Adapting structures and phrases from a genre without plagiarizing

If you are not accustomed to writing in a particular academic genre, you may find it useful to borrow and adapt transitional devices and pieces of sentence structure from other people’s writing in the genre you are working in. Be careful to borrow only structures that are generic and not ideas or sentences that come from a particular, identifiable writer. You should not copy any whole sentences or sentence structures verbatim, or your borrowing may seem plagiarized.

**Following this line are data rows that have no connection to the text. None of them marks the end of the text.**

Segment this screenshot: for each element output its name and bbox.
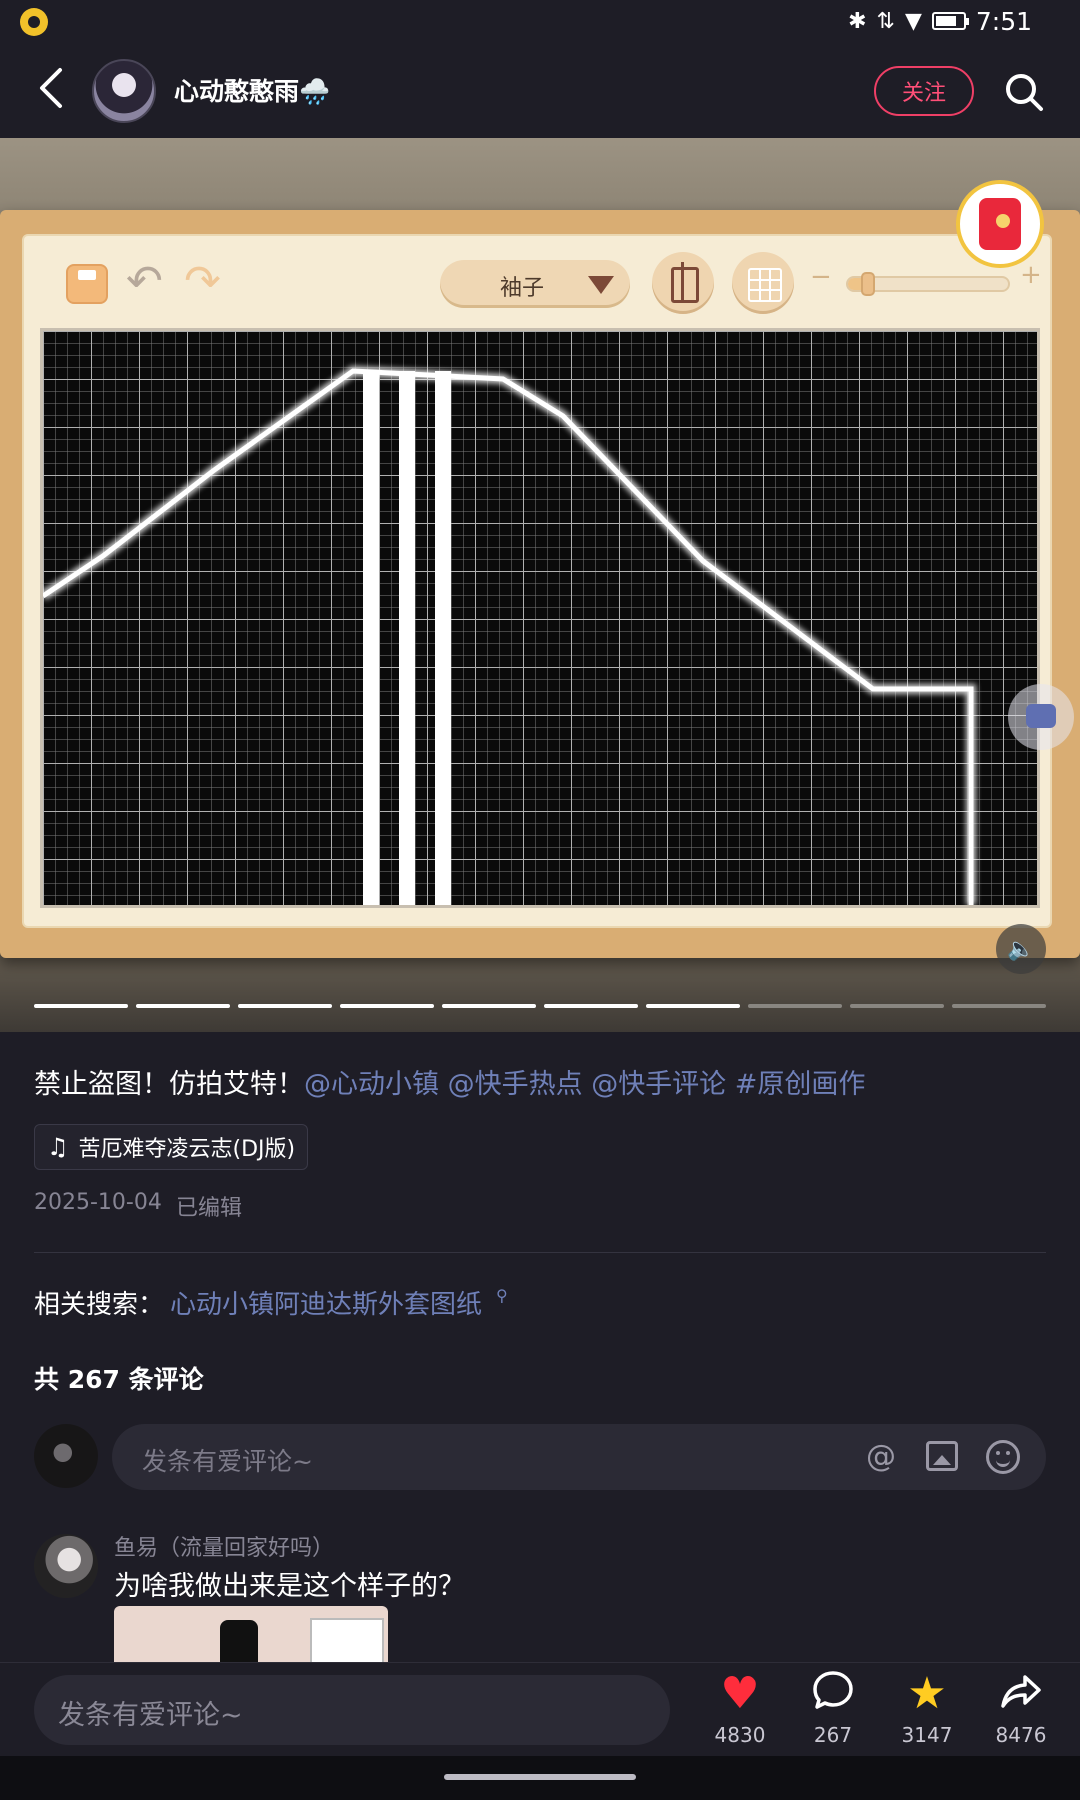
part-select-label: 袖子	[500, 276, 545, 301]
comment-input-placeholder: 发条有爱评论~	[142, 1447, 313, 1476]
progress-segment	[850, 1004, 944, 1008]
red-envelope-icon[interactable]	[956, 180, 1044, 268]
mention-kuaishou-comment[interactable]: @快手评论	[591, 1069, 726, 1100]
comment-bubble-icon	[793, 1669, 873, 1719]
part-select-dropdown: 袖子	[440, 260, 630, 308]
mention-kuaishou-hot[interactable]: @快手热点	[448, 1069, 583, 1100]
share-button[interactable]: 8476	[981, 1669, 1061, 1757]
back-arrow-icon[interactable]	[32, 66, 72, 110]
pixel-grid-drawing	[40, 331, 1037, 905]
music-title: 苦厄难夺凌云志(DJ版)	[78, 1137, 296, 1162]
mirror-icon	[652, 252, 714, 314]
music-note-icon: ♫	[47, 1133, 69, 1161]
zoom-minus-icon: −	[810, 262, 832, 292]
share-count: 8476	[995, 1723, 1047, 1747]
top-header: 心动憨憨雨🌧️ 关注	[0, 42, 1080, 138]
hashtag-original-art[interactable]: #原创画作	[735, 1069, 866, 1100]
author-name[interactable]: 心动憨憨雨🌧️	[174, 72, 330, 108]
comment-text: 为啥我做出来是这个样子的？	[114, 1571, 465, 1602]
my-avatar	[34, 1424, 98, 1488]
zoom-slider	[846, 272, 1010, 296]
favorite-count: 3147	[901, 1723, 953, 1747]
author-avatar[interactable]	[92, 59, 156, 123]
progress-segment	[238, 1004, 332, 1008]
comment-input[interactable]: 发条有爱评论~ @	[112, 1424, 1046, 1490]
redo-icon: ↷	[184, 256, 221, 307]
progress-segment	[34, 1004, 128, 1008]
image-progress-indicator	[34, 1004, 1046, 1008]
system-nav-bar	[0, 1756, 1080, 1800]
commenter-name[interactable]: 鱼易（流量回家好吗）	[114, 1530, 334, 1562]
post-caption: 禁止盗图！仿拍艾特！@心动小镇 @快手热点 @快手评论 #原创画作	[34, 1066, 1044, 1104]
progress-segment	[952, 1004, 1046, 1008]
mention-xindong-town[interactable]: @心动小镇	[304, 1069, 439, 1100]
volume-icon[interactable]: 🔈	[996, 924, 1046, 974]
progress-segment	[646, 1004, 740, 1008]
pixel-canvas	[40, 328, 1040, 908]
progress-segment	[340, 1004, 434, 1008]
bottom-action-bar: 发条有爱评论~ ♥ 4830 267 ★ 3147 8476	[0, 1662, 1080, 1756]
post-media[interactable]: ↶ ↷ 袖子 − + 🔈	[0, 138, 1080, 1032]
music-chip[interactable]: ♫ 苦厄难夺凌云志(DJ版)	[34, 1124, 309, 1170]
favorite-button[interactable]: ★ 3147	[887, 1669, 967, 1757]
share-arrow-icon	[981, 1669, 1061, 1719]
follow-button[interactable]: 关注	[874, 66, 974, 116]
home-indicator[interactable]	[444, 1774, 636, 1780]
search-small-icon: ⚲	[496, 1286, 508, 1305]
star-icon: ★	[907, 1668, 947, 1719]
commenter-avatar[interactable]	[34, 1534, 98, 1598]
bottom-comment-placeholder: 发条有爱评论~	[58, 1700, 243, 1731]
at-mention-icon[interactable]: @	[862, 1438, 900, 1476]
comment-image-thumbnail[interactable]	[114, 1606, 388, 1662]
progress-segment	[136, 1004, 230, 1008]
zoom-plus-icon: +	[1020, 260, 1042, 290]
status-indicators: ✱ ⇅ ▼ 7:51	[848, 4, 1032, 38]
heart-icon: ♥	[720, 1668, 760, 1719]
undo-icon: ↶	[126, 256, 163, 307]
search-icon[interactable]	[1004, 72, 1044, 112]
grid-icon	[732, 252, 794, 314]
battery-icon	[931, 12, 969, 30]
app-notification-icon	[20, 8, 48, 36]
signal-icon: ⇅	[876, 8, 895, 34]
bluetooth-icon: ✱	[848, 8, 867, 34]
image-icon[interactable]	[926, 1441, 958, 1471]
progress-segment	[544, 1004, 638, 1008]
status-bar: ✱ ⇅ ▼ 7:51	[0, 0, 1080, 42]
related-search-link[interactable]: 心动小镇阿迪达斯外套图纸	[170, 1284, 482, 1321]
status-time: 7:51	[975, 6, 1032, 36]
comment-count: 267	[813, 1723, 853, 1747]
like-button[interactable]: ♥ 4830	[700, 1669, 780, 1757]
bottom-comment-input[interactable]: 发条有爱评论~	[34, 1675, 670, 1745]
like-count: 4830	[714, 1723, 766, 1747]
post-date: 2025-10-04	[34, 1190, 162, 1215]
progress-segment	[748, 1004, 842, 1008]
related-search-label: 相关搜索：	[34, 1290, 165, 1320]
comment-button[interactable]: 267	[793, 1669, 873, 1757]
caption-text: 禁止盗图！仿拍艾特！	[34, 1069, 304, 1100]
zoom-slider-thumb	[861, 272, 875, 296]
comment-count-heading: 共 267 条评论	[34, 1365, 204, 1394]
save-icon	[66, 264, 108, 304]
edited-label: 已编辑	[176, 1196, 243, 1221]
progress-segment	[442, 1004, 536, 1008]
wifi-icon: ▼	[904, 8, 922, 34]
chevron-down-icon	[588, 276, 614, 294]
game-controller-icon[interactable]	[1008, 684, 1074, 750]
emoji-icon[interactable]	[986, 1440, 1020, 1474]
divider	[34, 1252, 1046, 1253]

ORIGINAL ABSTRACT FROM A SOCIAL SCIENCE PAPER EFFECTIVE BORROWING OF STRUCTURES FROM A GENRE
Using the interpersonal communications research of J. K. Brilhart and G. J. Galanes, and W. Wilmot and J. Hocker, along with T. Hartman’s personality assessment, I observed and analyzed the leadership roles and group dynamics of my project collaborators in a communications course. Based on results of the Hartman personality assessment, I predicted that a single leader would emerge. However, complementary individual strengths and gender differences encouraged a distributed leadership style, in which the group experienced little confrontation and conflict. Conflict, because it was handled positively, was crucial to the group’s progress. Drawing on the research of Deborah Tannen on men’s and women’s conversational styles, I analyzed the conversational styles of six first-year students at DePaul University. Based on Tannen’s research, I expected that the three men I observed would use features typical of male conversational style and the three women would use features typical of female conversational style. In general, these predictions were accurate; however, some exceptions were also apparent.

The preceding example illustrates effective borrowing. The student writer borrows phrases (such as “drawing on” and “based on”) that are commonly used in academic writing in the social sciences to perform particular functions. Notice how the student also modifies these phrases to suit her needs.